“It’s bad enough that everybody coming into this courtroom has to walk underneath a banner that says: “Read Your Bible!” Your Honor, I want that sign taken down! Or else I want another one put up – just as big, just as big letters – saying “Read Your Darwin!”
“That’s preposterous!”
“It certainly is.”
– Inherit the Wind, 1951
One of the most irritating, fatuous sort of accusations and complaints that gets flung at the police department is religious in nature.

Editor’s Note: Just so we’re clear, this is not about the merits of religion, my ideas on it, or your ideas on it. It is, as usual, about people behaving badly and thinking sloppily. So let’s leave the trollish commenting to the dunces who sit at home of an evening and rant on CNN stories and youtube videos, alright? Onward.
Humans, being what they are, seldom want to accept the effects of their actions. But I find it continuous funny that persons raised in religious traditions often try to use religion (which presumably is supposed to teach them some idea of philosophical, cosmic cause and effect) to get out of the consequences.
“I hope you read the Bible tonight and think about what you’ve done. God would be ashamed of you!” one gentleman tries to dodge arrest after we collar him for taking pictures up girls’ skirts.
“You can’t keep me away from my wife, God put me in charge of her,” an abusive husband foams at the mouth after we serve him a restraining order.
“Would Jesus write me this ticket?” another woman demands fiercely after being caught parking in a handicap area.

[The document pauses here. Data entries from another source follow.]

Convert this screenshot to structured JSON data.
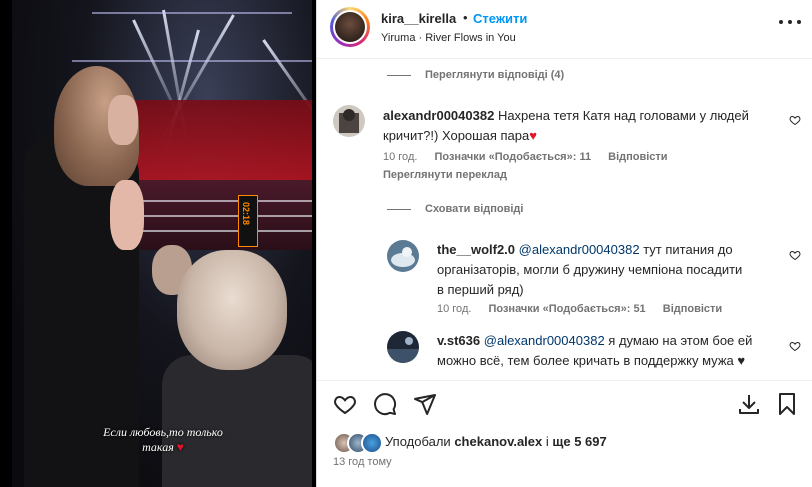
{
  "post": {
    "username": "kira__kirella",
    "separator": "•",
    "follow_label": "Стежити",
    "song": "Yiruma · River Flows in You",
    "caption_line1": "Если любовь,то только",
    "caption_line2": "такая",
    "clock_text": "02:18"
  },
  "comments": {
    "view_replies_top": "Переглянути відповіді (4)",
    "main": {
      "author": "alexandr00040382",
      "text": "Нахрена тетя Катя над головами у людей кричит?!) Хорошая пара",
      "heart": "♥",
      "time": "10 год.",
      "likes": "Позначки «Подобається»: 11",
      "reply": "Відповісти",
      "translate": "Переглянути переклад"
    },
    "hide_replies": "Сховати відповіді",
    "replies": [
      {
        "author": "the__wolf2.0",
        "mention": "@alexandr00040382",
        "text_line1": "тут питания до",
        "text_line2": "організаторів, могли б дружину чемпіона посадити",
        "text_line3": "в перший ряд)",
        "time": "10 год.",
        "likes": "Позначки «Подобається»: 51",
        "reply": "Відповісти"
      },
      {
        "author": "v.st636",
        "mention": "@alexandr00040382",
        "text_line1": "я думаю на этом бое ей",
        "text_line2": "можно всё, тем более кричать в поддержку мужа ♥"
      }
    ]
  },
  "footer": {
    "liked_by_prefix": "Уподобали",
    "liked_by_user": "chekanov.alex",
    "liked_by_suffix_pre": "і",
    "liked_by_count": "ще 5 697",
    "time_ago": "13 год тому"
  },
  "colors": {
    "link": "#0095f6",
    "mention": "#00376b",
    "muted": "#737373",
    "text": "#262626",
    "heart_red": "#e0142b"
  },
  "icons": [
    "more-icon",
    "comment-like-icon",
    "like-icon",
    "comment-icon",
    "share-icon",
    "gift-icon",
    "save-icon"
  ]
}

I’ve read the Bible (among other holy books of various traditions), and the whole first half of it is a pretty long list of rules and the assorted punishments and consequences that come from breaking them. Honestly, I suspect that if he’d thought of it, Moses might have made taking pictures up ladies’ skirts punishable, perhaps by a light stoning? And though I have not personally met him, I am absolutely positive that the Jesus of religious tradition would not have parked in a handicapped stall. Ever.
Throwing religion around as an excuse for bad behavior is certainly nothing new (hi, Crusades!), but I’m constantly perplexed by the petty ways people try to use it. Religion, boiled down to its very, very, bare bones, purely-behavioral-and-not-at-all-about-morality basics, is all about actions and consequences. If you are jerk in this life, you’ll come back in the next one as a mongoose. If you do not obey certain behavioral strictures, you will continue to be alienated from God and His chosen people. If you do not seek after enlightenment, you will never achieve nirvana. Etc.
Ergo, trying to use any values system that teaches cause and effect to dodge your earned consequences is bad logic. Stop it.